Dix-huit jours ont suffi pour transformer les manifestations de la jeunesse malgache, lassée des coupures d’eau et d’électricité, en un appel à la démission du président Andry Rajoelina. Celui-ci a finalement fui à Dubaï le 12 octobre. Cette chute, d’un président élu dans des conditions contestées dans un pays riche en potentiel mais paralysé par la corruption, n’est pas une mauvaise nouvelle. La jeunesse, saluée pour sa détermination à prendre son destin en main, a obtenu que l’armée prenne son parti sans effusion de sang.
M. Rajoelina, arrivé au pouvoir par un coup d’État en 2009 et contraint de se retirer en 2013, avait été élu à deux reprises, en 2018 et 2023, lors de scrutins entachés d’irrégularités. Il promettait de transformer Madagascar en un pays émergent en cinq ans. La réalité est tout autre : la Grande Île n’a cessé de s’appauvrir, 80 % de sa population vivant avec moins de 3 dollars par jour. Le système éducatif est à l’abandon et le réseau routier moins dense qu’à l’indépendance. Pendant ce temps, une élite corrompue prospérait autour du président, s’accaparant marchés publics et monopoles grâce à la corruption.

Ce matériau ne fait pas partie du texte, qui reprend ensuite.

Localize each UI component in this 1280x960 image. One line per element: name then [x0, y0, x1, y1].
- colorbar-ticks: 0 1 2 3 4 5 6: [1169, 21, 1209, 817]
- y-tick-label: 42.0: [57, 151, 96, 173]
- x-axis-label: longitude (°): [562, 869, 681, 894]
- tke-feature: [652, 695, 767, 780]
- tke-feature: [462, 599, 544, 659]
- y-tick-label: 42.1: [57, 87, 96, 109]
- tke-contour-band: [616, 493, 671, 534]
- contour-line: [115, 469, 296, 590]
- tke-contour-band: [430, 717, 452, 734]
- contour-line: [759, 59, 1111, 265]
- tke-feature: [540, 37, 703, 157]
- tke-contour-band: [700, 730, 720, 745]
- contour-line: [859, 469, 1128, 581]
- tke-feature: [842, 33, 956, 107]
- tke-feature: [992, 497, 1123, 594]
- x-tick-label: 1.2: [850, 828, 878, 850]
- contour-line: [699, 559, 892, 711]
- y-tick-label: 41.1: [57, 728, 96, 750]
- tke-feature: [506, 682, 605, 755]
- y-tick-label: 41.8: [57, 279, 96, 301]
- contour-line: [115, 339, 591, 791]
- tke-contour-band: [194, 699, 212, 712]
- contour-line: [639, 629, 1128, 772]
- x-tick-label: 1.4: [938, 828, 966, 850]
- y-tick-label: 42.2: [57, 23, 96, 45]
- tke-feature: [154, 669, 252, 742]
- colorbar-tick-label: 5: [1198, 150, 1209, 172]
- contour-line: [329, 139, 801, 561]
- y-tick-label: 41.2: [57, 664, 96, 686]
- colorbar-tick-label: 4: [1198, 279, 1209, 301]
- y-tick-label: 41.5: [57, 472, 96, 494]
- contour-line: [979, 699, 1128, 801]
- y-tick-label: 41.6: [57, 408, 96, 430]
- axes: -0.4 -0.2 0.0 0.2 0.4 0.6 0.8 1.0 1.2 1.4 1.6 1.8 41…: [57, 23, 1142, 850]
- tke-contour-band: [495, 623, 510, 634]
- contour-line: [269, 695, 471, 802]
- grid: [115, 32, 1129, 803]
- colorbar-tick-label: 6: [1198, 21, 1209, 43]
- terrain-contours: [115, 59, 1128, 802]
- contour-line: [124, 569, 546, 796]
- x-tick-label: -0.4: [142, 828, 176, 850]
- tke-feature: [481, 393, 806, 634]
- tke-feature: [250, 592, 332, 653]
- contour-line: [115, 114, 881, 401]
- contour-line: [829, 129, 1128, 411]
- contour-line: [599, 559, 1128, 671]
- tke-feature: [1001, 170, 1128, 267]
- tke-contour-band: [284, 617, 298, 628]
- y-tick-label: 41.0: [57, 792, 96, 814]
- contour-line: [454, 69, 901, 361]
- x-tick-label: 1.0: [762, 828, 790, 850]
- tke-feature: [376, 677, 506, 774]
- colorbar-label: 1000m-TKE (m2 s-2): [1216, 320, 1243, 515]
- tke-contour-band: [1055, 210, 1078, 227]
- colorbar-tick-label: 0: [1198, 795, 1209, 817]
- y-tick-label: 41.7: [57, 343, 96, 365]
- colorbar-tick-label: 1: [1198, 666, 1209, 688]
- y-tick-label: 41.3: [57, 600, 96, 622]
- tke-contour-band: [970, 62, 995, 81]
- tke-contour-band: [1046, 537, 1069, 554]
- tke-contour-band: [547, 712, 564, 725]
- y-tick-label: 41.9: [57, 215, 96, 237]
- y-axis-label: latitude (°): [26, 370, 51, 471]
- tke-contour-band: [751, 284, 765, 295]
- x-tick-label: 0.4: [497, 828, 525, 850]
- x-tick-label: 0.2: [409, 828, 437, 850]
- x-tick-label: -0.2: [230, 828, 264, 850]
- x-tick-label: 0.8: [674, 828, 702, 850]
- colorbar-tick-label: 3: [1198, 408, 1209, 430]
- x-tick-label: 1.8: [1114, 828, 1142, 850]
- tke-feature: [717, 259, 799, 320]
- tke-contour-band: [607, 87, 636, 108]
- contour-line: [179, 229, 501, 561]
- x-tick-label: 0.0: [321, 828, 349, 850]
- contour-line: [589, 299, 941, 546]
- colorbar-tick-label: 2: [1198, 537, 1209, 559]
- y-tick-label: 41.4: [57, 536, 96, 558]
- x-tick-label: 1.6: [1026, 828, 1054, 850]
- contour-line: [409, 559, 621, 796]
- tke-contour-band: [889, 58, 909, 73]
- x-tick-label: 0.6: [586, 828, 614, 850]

Depuis son exil, Andry Rajoelina conteste sa destitution, dénonçant une dérive inconstitutionnelle et craignant la suspension des financements internationaux. Un cynisme frappant de la part d’un dirigeant ayant bafoué le droit pour asseoir son pouvoir. Rien ne garantit que les militaires sauront satisfaire les attentes de la population, mais la communauté internationale, ayant ignoré les dérives de M. Rajoelina, ferait preuve d’hypocrisie en infligeant de nouvelles souffrances à une population qui vient de se libérer. Le président français, Emmanuel Macron, a maladroitement manifesté son souci de « continuité institutionnelle », nourrissant l’hostilité d’une population malgache pourtant francophile et mettant en lumière le décalage entre son discours et les réalités africaines.